Python crawler Essays (2)-Starting crawlers and XPath

Source: Internet
Author: User
Tags xpath

Start crawler

In the previous section, we have created our Scrapy project, looking at this pile of papers, presumably a lot of people will be a face, how should we start this crawler?

Now that we've created the Scrapy crawler with the cmd command, we're going to have to run it in a programmer's orthodox way--cmd.

scrapy crawl jobbole

When we entered this command in CMD, our crawler began to run. But it's not only time-consuming and laborious to debug a program in the IDE if you need this to start each and all. In this case, we can take the use of Python to implement automatic command line startup. All right, that's sweet!

So we create a main.py file in our project

Write the following code

# Author    :Albert Shen# -*- coding: utf-8 -*-from scrapy.cmdline import executeimport sysimport osif __name__ == ‘__main__‘:    sys.path.append(os.path.dirname(os.path.abspath(__file__)))    execute(["scrapy", "crawl", "jobbole"])

Running main.py, we will find that Scrapy successfully began to run, and the results of the output to the console window, at this time we can take full advantage of the IDE's advantages, easy to debug and run.

First Taste of reptiles

Now that our crawler is ready to run, how can we write logic to crawl the data we want?

First we hit a breakpoint.

At this point you notice that the text variable of the response object looks much like the HTML code of the Web page. To confirm that this is correct, we can copy the value of the text variable and copy it to an HTML file to open the HTML source code that found the target page.

This is because when the program starts running, Scrapy acquires the Web page data, invokes the parse function in the file, and passes the obtained data to the Resposne parameter. This is the strength of the scrapy framework, the previous series of operations related to the target page is encapsulated, we only need to care about how to get the desired information from the source code of the Web page, so our subsequent operations will be mainly around this response parameter.

If you try some other pages, you may get a different page from the page we want, which is mostly because the landing page requires login verification or a anti-crawler strategy, which we will cover in the following article.

Xpath

Now that we have obtained the source code of the webpage, how should we parse the data? Perhaps the attentive reader will notice that the value of Response.text is a string, so using regular expressions is a reliable way. But as a mature reptile framework, Scrapy provides us with a much simpler and more accurate way to--xpath. Change our jobbole.py file to this

# -*- coding: utf-8 -*-import scrapyclass JobboleSpider(scrapy.Spider):    name = ‘jobbole‘    allowed_domains = [‘blog.jobbole.com‘]    start_urls = [‘http://blog.jobbole.com/all-posts/‘]    def parse(self, response):        articles = response.xpath(‘//a[@class="archive-title"]/text()‘).extract()        print(articles)        pass

Run the program, break point debugging, we found that the articles variable is a list, containing 20 strings, exactly the target page of the 20 article title.
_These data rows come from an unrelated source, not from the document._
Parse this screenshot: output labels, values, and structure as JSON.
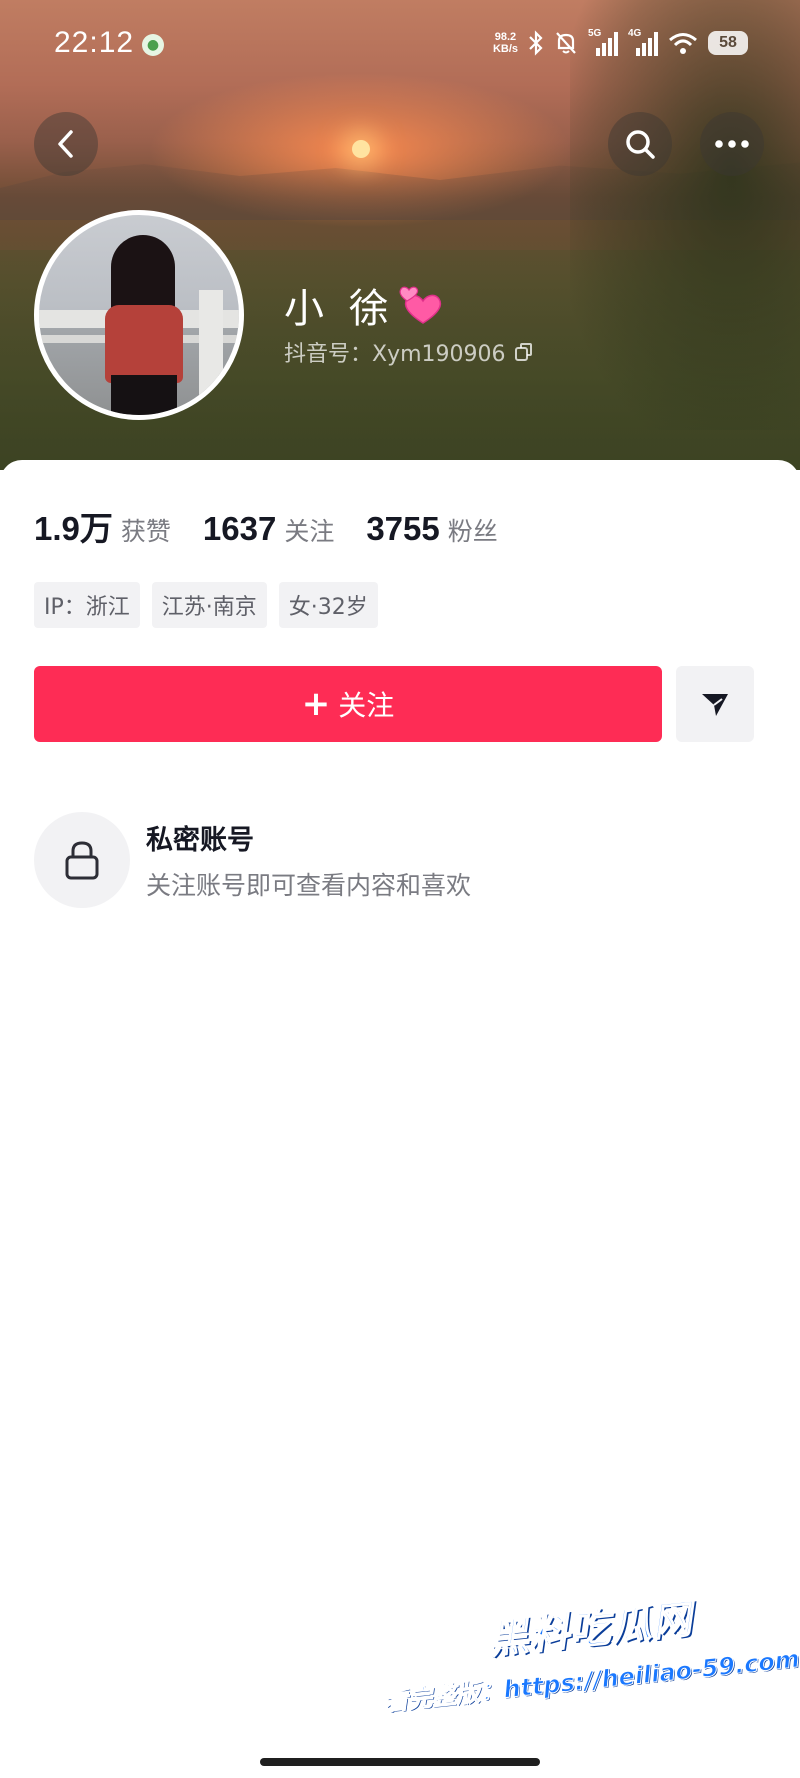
{
  "status_bar": {
    "time": "22:12",
    "net_speed_value": "98.2",
    "net_speed_unit": "KB/s",
    "signal1_tag": "5G",
    "signal2_tag": "4G",
    "battery": "58"
  },
  "profile": {
    "name": "小 徐",
    "name_emoji": "two-hearts-emoji",
    "douyin_id": "抖音号：Xym190906"
  },
  "stats": [
    {
      "value": "1.9万",
      "label": "获赞"
    },
    {
      "value": "1637",
      "label": "关注"
    },
    {
      "value": "3755",
      "label": "粉丝"
    }
  ],
  "tags": [
    "IP：浙江",
    "江苏·南京",
    "女·32岁"
  ],
  "actions": {
    "follow_label": "关注",
    "share_icon": "send-icon"
  },
  "private_notice": {
    "title": "私密账号",
    "description": "关注账号即可查看内容和喜欢"
  },
  "watermark": {
    "title": "黑料吃瓜网",
    "url": "看完整版：https://heiliao-59.com"
  },
  "colors": {
    "accent": "#fe2c55",
    "text_primary": "#161823",
    "text_secondary": "#7a7b82",
    "chip_bg": "#f2f2f4"
  }
}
Accurate target data extraction can be achieved by one line, which relies on XPath.

Before learning XPath, it is best to have a good understanding of the front end, especially the HTML language, and at least some basic concepts to know.
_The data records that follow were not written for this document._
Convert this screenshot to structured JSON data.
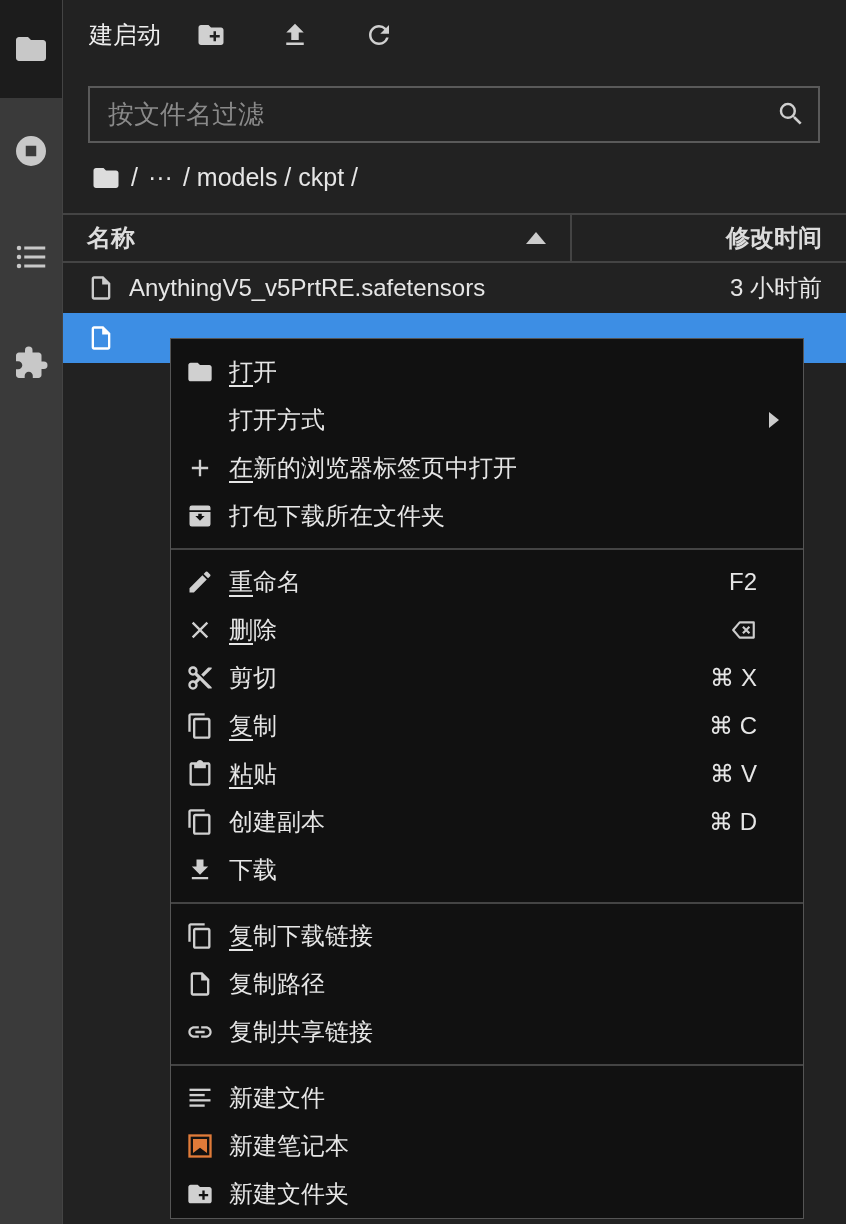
{
  "sidebar": {
    "tabs": [
      {
        "selected": true
      },
      {
        "selected": false
      },
      {
        "selected": false
      },
      {
        "selected": false
      }
    ]
  },
  "toolbar": {
    "launcher_label": "建启动"
  },
  "filter": {
    "placeholder": "按文件名过滤"
  },
  "breadcrumb": [
    "/",
    "···",
    "/ models / ckpt /"
  ],
  "table": {
    "columns": [
      {
        "label": "名称",
        "sorted": true
      },
      {
        "label": "修改时间",
        "sorted": false
      }
    ],
    "rows": [
      {
        "name": "AnythingV5_v5PrtRE.safetensors",
        "modified": "3 小时前",
        "selected": false
      },
      {
        "selected": true
      }
    ]
  },
  "context_menu": {
    "groups": [
      [
        {
          "label": "打开",
          "underline_first": true
        },
        {
          "label": "打开方式",
          "submenu": true
        },
        {
          "label": "在新的浏览器标签页中打开",
          "underline_first": true
        },
        {
          "label": "打包下载所在文件夹"
        }
      ],
      [
        {
          "label": "重命名",
          "underline_first": true,
          "shortcut": "F2"
        },
        {
          "label": "删除",
          "underline_first": true,
          "shortcut_icon": true
        },
        {
          "label": "剪切",
          "shortcut": "⌘ X"
        },
        {
          "label": "复制",
          "underline_first": true,
          "shortcut": "⌘ C"
        },
        {
          "label": "粘贴",
          "underline_first": true,
          "shortcut": "⌘ V"
        },
        {
          "label": "创建副本",
          "shortcut": "⌘ D"
        },
        {
          "label": "下载"
        }
      ],
      [
        {
          "label": "复制下载链接",
          "underline_first": true
        },
        {
          "label": "复制路径"
        },
        {
          "label": "复制共享链接"
        }
      ],
      [
        {
          "label": "新建文件"
        },
        {
          "label": "新建笔记本"
        },
        {
          "label": "新建文件夹"
        }
      ]
    ]
  }
}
HTML language is a Super text markup language, unlike the backend C,java,python, HTML is not a programming language, but a markup language, is a series of tags to describe the page. If there is no concept of the reader can simply interpret it as HTML language is through a sentence to tell the browser, first I want to put a piece of text here, and then in this one picture and so on, similar to drawing.

HTML tag tags are often referred to as HTML tags. is a keyword surrounded by angle brackets <>, such as

<a href="http://www.w3school.com.cn">This is a link</a>

Where the <a></a> tag indicates that it is a link that is the character that is displayed to the reader, and the href is an attribute of it, indicating that the destination URL is http://www.w3school.com.cn. The actual display effect is shown

Click on it to jump to the landing page.

If you want to learn more about HTML, you can learn it on W3school: http://www.w3school.com.cn/

XPath is based on this. Common XPath syntax as shown (source: W3school)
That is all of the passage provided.